W początkowym okresie zatrudnienia K. C. kierował mniejszymi samochodami dostawczymi marki N. i Ż.. W trakcie zatrudnienia zdobył uprawnienia do kierowania pojazdami ciężarowymi o masie powyżej 3,5 tony. W związku z tym przydzielono mu samochód-chłodnię marki S.. Ubezpieczony tym pojazdem dowoził towary do P., początkowo jeździł z konwojentem, a później sam (dowód z przesłuchania K. C. - nagranie rozprawy z 16.05.2016r., płyta cd - k. 21 a.s.).

K. C. w okresie od 25 kwietnia 1979r. do 16 kwietnia 1981r. odbywał zasadniczą służbę wojskową (kopia książeczki wojskowej, k. 9-11 tom I akt kapitałowych).

Po odbyciu zasadniczej służby wojskowej, w dniu 15 maja 1981r. K. C. powrócił do pracy w (...) Centrala (...) w W.. Kierował przez pewien czas samochodem-wywrotką, a następnie samochodem marki S., tzw. „basenem”. Następnie został mu przydzielony samochód ciężarowy marki J., którym jeździł do końca zatrudnienia. Ubezpieczony odbywał kursy J. do hurtowni w O. i P. oraz na W. do portów. Do obowiązków ubezpieczonego należał również załadunek i rozładunek samochodu w sytuacji, gdy nikt inny nie mógł wykonać tej pracy. Zdarzało się również, że ubezpieczony podróżował samochodem osobowym, Ż., a także samochodem ciężarowym marki S.. Miało to miejsce w sytuacjach, gdy jego samochód był w naprawie lub kiedy kurs innym samochodem został mu zlecony przez kierownika (pismo o przyznaniu wynagrodzenia zasadniczego z 15.05.1981r., k. 15/16 tom I akt kapitałowych oraz k. 33 a.o., zakres obowiązków kierowcy, k. 34 a.o., zeznania świadków: W. S., B. Ś. (1), E. C., J. K., dowód z przesłuchania K. C. – nagranie rozprawy z 16.05.2016r., płyta cd - k. 21 a.s.).

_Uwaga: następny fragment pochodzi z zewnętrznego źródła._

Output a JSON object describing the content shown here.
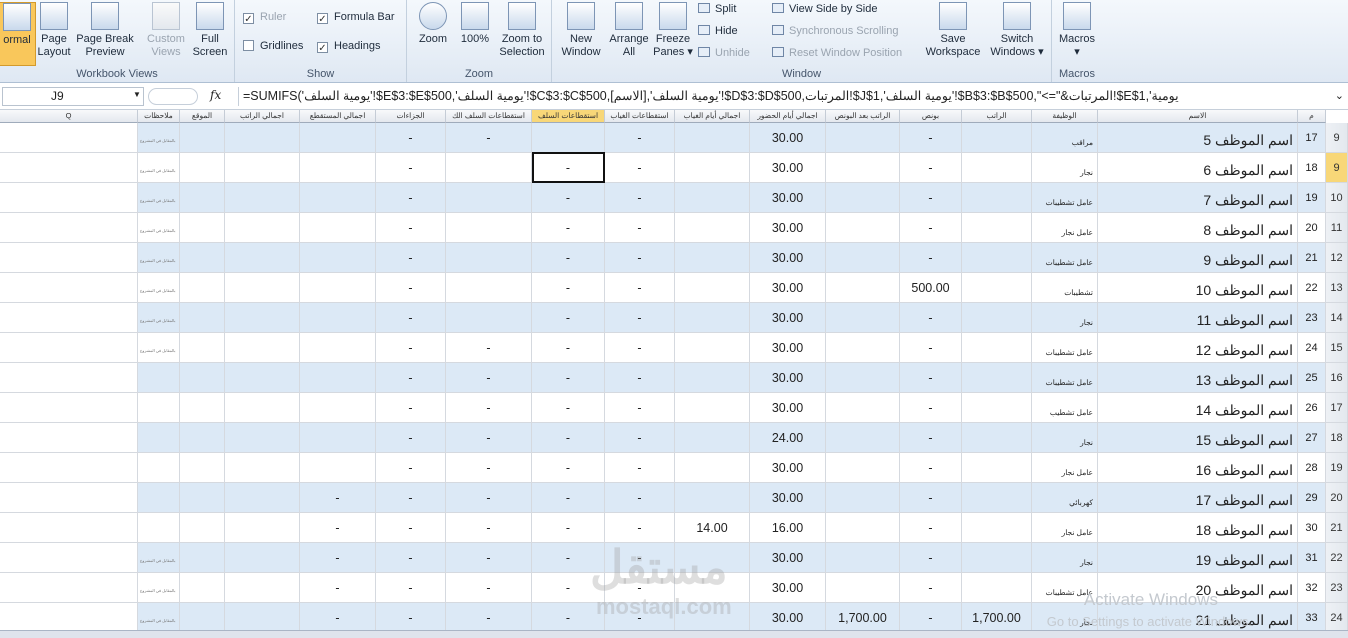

Kierowcy zatrudnieni w (...) Centrala (...) po stawieniu się w miejscu pracy, zgłaszali się do dyspozytorni, gdzie otrzymywali dokumenty zawierające informacje o przewożonym ładunku oraz celu podróży. Zdarzało się jednak, że nie dostawali zlecenia wyjazdu lub też wracali do bazy wcześniej po odbyciu kursu i jeszcze pozostawali w pracy. W takich sytuacjach byli w dyspozycji kierownika, który przydzielał im różne prace, np. kierował do pomocy mechanikom przy naprawach oraz przeglądach, do sprzątania placu „Centrali” lub też załadunku i rozładunku towarów w magazynie - w zależności od potrzeb. Bywały również sytuacje, gdy kierowcy byli kierowani do rozładunku dodatkowego, a miało to miejsce wtedy, kiedy przyjechało do zakładu kilka samochodów albo istniała konieczność szybkiego rozładowania towaru. W/w czynności wykonywał również K. C.. Ubezpieczony miał także obowiązek ważenia towarów oraz uczestnictwa przy ważeniu, gdyż przyjął odpowiedzialność materialną za przewożony towar. Ponadto – tak jak inni kierowcy - był zobowiązany do wykonywania prac porządkowych w samochodach, w szczególności do mycia paki pojazdu po każdym kursie, a także do obsługi agregatu lub „basenu” – w zależności od tego, jakim pojazdem kierował (zeznania świadków: W. S., B. Ś. (1), E. C., J. K., dowód z przesłuchania K. C. – nagranie rozprawy z 16.05.2016r., płyta cd - k. 21 a.s.).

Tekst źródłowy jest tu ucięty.